In one tabletop exercise, the facilitator posed a straightforward decision: you’ve just been breached. Do A or B? A senior leader in the exercise suggested that we pause, reflect, study the situation further, and assess before acting.
In a crisis, that instinct is understandable, but extremely costly. When technology leaders are slowed at the moment action is required, exposure increases rapidly. Delay doesn’t create clarity, it compounds risk. The board’s role is to stay engaged and informed, but also to know when to step back and let management move quickly to address the immediate problem.
A good external facilitator is valuable precisely because they push back. When a board member wants to notify regulators before the scope is known, the facilitator asks: what are you going to tell them? You don’t know yet what happened. That push creates clarity about what good decision-making looks like under pressure. It’s the board and management working through the problem together, which is exactly what needs to happen in a real event.

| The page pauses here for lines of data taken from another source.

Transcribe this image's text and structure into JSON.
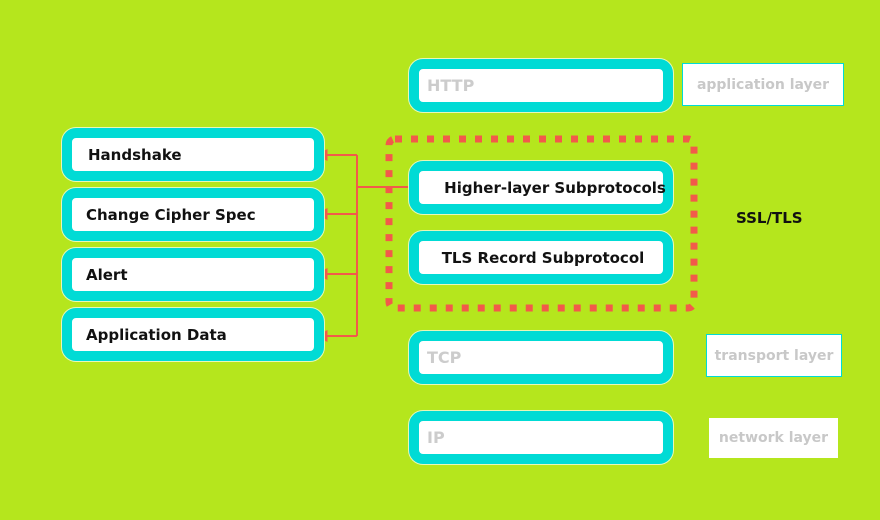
{
  "colors": {
    "background": "#b5e61d",
    "box_border": "#00dbd5",
    "connector": "#f25a4a",
    "dim_text": "#cccccc"
  },
  "stack": {
    "http": "HTTP",
    "higher_layer": "Higher-layer Subprotocols",
    "record": "TLS Record Subprotocol",
    "tcp": "TCP",
    "ip": "IP"
  },
  "layer_tags": {
    "application": "application layer",
    "transport": "transport layer",
    "network": "network layer"
  },
  "group_label": "SSL/TLS",
  "subprotocols": [
    {
      "label": "Handshake"
    },
    {
      "label": "Change Cipher Spec"
    },
    {
      "label": "Alert"
    },
    {
      "label": "Application Data"
    }
  ]
}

The goal isn’t to “pass” the exercise. It’s to find the gaps while the consequences are zero.
In my own work, we’ve incorporated exercises that include both the board and management team. None of this is comfortable the first time. But organizations that do this regularly are better positioned when the real event occurs. Not because they rehearsed the right answers. Because they practiced the right process.
Culture matters here too. If an organization lacks risk discipline, weak behavior at the edges can bypass strong controls at the center. Readiness depends on how people act under pressure, not only on what tools are installed.